We are remodeling our 1992 kitchen and finally getting rid of the white laminate countertops.  While we are DIY kind of people, I was not so sure I was ready to take on the task of installing the expensive granite.  After some research, it seems we can do this in 4 easy steps.  Whether you are doing it yourself or hiring the work out, check out these few simple rules so you are an informed consumer.

  1. Order Countertops – If you are installing the countertops yourself, you need to find a do-it-yourself granite countertop provider.  If you choose to go with a fabricator, they will commonly do their own measurements and installation to insure exact fitting.  It is crucial to be precise with measurements and don’t forget that granite requires ¾” plywood laid on top of the cabinets to support the granite.  It also provides enough clearance for edging to clear the drawers and doors.  You will also want to note how much you want your countertops to hang over the face of the cabinets.  Depending on style or finished edge, the overhang is typically 1”- 11/2”.   Allow at least 3-4 weeks for delivery.

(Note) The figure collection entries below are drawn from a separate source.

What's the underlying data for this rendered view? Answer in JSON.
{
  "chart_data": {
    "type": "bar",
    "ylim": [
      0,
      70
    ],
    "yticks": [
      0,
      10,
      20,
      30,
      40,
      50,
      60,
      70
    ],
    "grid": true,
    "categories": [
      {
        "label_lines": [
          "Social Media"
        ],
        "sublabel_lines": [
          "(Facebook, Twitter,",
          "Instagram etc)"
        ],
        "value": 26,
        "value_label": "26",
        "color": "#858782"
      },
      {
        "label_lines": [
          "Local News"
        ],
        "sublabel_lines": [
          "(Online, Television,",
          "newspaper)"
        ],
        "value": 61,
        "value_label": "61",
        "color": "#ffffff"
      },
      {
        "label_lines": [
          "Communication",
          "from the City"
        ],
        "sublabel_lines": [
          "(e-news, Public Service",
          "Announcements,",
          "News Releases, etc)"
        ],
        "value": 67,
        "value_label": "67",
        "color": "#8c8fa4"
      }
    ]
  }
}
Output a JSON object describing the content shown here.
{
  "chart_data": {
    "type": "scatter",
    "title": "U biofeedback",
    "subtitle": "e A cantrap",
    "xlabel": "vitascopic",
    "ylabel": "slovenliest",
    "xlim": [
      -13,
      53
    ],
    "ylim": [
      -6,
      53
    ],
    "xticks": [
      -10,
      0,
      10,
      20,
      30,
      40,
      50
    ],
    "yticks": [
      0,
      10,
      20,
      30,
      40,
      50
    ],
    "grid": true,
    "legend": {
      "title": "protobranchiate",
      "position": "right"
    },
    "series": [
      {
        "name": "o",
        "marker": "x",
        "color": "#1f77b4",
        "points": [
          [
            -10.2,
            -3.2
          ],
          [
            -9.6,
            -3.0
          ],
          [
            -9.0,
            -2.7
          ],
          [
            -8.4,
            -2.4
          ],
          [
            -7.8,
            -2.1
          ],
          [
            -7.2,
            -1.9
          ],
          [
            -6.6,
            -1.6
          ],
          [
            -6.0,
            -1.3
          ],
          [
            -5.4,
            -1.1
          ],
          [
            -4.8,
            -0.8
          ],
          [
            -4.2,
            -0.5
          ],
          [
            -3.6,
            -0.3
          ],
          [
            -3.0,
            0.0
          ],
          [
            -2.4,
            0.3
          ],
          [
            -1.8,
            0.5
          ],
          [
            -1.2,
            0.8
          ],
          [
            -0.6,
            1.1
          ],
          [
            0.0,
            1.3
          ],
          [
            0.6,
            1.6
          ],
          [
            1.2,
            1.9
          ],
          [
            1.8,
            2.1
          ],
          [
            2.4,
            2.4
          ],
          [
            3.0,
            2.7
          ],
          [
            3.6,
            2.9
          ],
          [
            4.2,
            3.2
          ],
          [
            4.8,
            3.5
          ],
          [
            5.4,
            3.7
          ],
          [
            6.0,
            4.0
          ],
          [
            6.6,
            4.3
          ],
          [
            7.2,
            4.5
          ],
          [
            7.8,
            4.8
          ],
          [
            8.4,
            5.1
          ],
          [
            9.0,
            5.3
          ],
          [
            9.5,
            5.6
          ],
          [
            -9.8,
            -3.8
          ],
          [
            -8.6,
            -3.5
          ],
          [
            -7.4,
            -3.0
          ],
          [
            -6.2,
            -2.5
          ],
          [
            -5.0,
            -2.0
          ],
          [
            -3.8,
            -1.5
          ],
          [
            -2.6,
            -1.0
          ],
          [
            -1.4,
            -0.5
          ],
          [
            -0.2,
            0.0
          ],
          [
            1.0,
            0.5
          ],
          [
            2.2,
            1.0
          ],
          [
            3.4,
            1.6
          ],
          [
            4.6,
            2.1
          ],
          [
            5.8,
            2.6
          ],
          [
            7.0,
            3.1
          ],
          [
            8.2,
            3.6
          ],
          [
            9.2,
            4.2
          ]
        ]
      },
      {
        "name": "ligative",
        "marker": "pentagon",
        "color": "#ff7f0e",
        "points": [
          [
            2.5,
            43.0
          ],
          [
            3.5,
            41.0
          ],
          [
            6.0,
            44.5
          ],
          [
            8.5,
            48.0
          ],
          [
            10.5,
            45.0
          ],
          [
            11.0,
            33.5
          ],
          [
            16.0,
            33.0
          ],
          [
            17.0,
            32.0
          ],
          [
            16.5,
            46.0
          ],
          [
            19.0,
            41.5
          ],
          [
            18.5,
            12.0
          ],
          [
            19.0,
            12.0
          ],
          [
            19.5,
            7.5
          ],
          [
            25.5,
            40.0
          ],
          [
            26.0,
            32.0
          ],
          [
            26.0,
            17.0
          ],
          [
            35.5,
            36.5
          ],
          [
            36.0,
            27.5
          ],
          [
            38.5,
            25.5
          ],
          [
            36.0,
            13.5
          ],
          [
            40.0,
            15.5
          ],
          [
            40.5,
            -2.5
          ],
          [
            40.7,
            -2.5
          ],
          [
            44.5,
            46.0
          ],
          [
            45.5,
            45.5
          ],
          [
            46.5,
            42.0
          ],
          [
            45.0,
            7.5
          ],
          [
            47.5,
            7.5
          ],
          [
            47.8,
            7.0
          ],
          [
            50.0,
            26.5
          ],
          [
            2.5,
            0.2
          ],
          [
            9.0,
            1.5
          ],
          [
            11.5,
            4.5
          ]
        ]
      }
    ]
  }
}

  2. Demolition & Prep – If you will be using any of the existing appliances or sink, make a template before removing.  Remove all screws, mounting brackets, or retaining clips.  Use a utility knife to cut away caulk where the countertop meets the backsplash.  To prep the cabinets, attach the plywood to the frame of the cabinets with screws.  First drill pilot holes to keep from splitting the face frame.  Granite slabs can weigh more than 200 pounds so you can use a template of the actual measurement of the countertop to dry fit because walls may not be perfectly square.  If you need to scribe a slab, use a circular saw with a dry-cut segmented diamond blade.
  3. Cut Sink Hole & Join Seams– Set the granite in place for the sink counter and trace the sink opening onto the plywood.  Use a jigsaw to cut the sink hole and make it about 1/8” larger than the line you drew.  Drop in sink.  If you will have seams, it is time to level.  Use 1 ¼” screws to adjust the height of the slab from underneath to raise and lower the countertop.  Use a level to fine tune.
  4. Glue Granite & Seams – Lift the granite and put half-dollar dollops of silicone around the perimeter of the cabinets.  Place a bead of caulk around and on top of sink rim and lower the granite slab gently back down.  Tape any seams with blue masking tape.  To fill the seams mix polyester-based resin and small amount of color, trying to match the granite.  Mix a few different colors to blend the seams with a putty knife checking the color against the stone.  Add a hardener (3% hardener – 97% resin) and mix only a workable amount because you only have 5 minutes to apply.  Dab in a neutral color base-coat and smooth as you go.  Apply a lighter color here and there and then the darkest color last.  When done, pull off the masking tape so it doesn’t dry on the tape.  After 30 minutes, smooth out with a seam stone using slow firm pressure in small circles.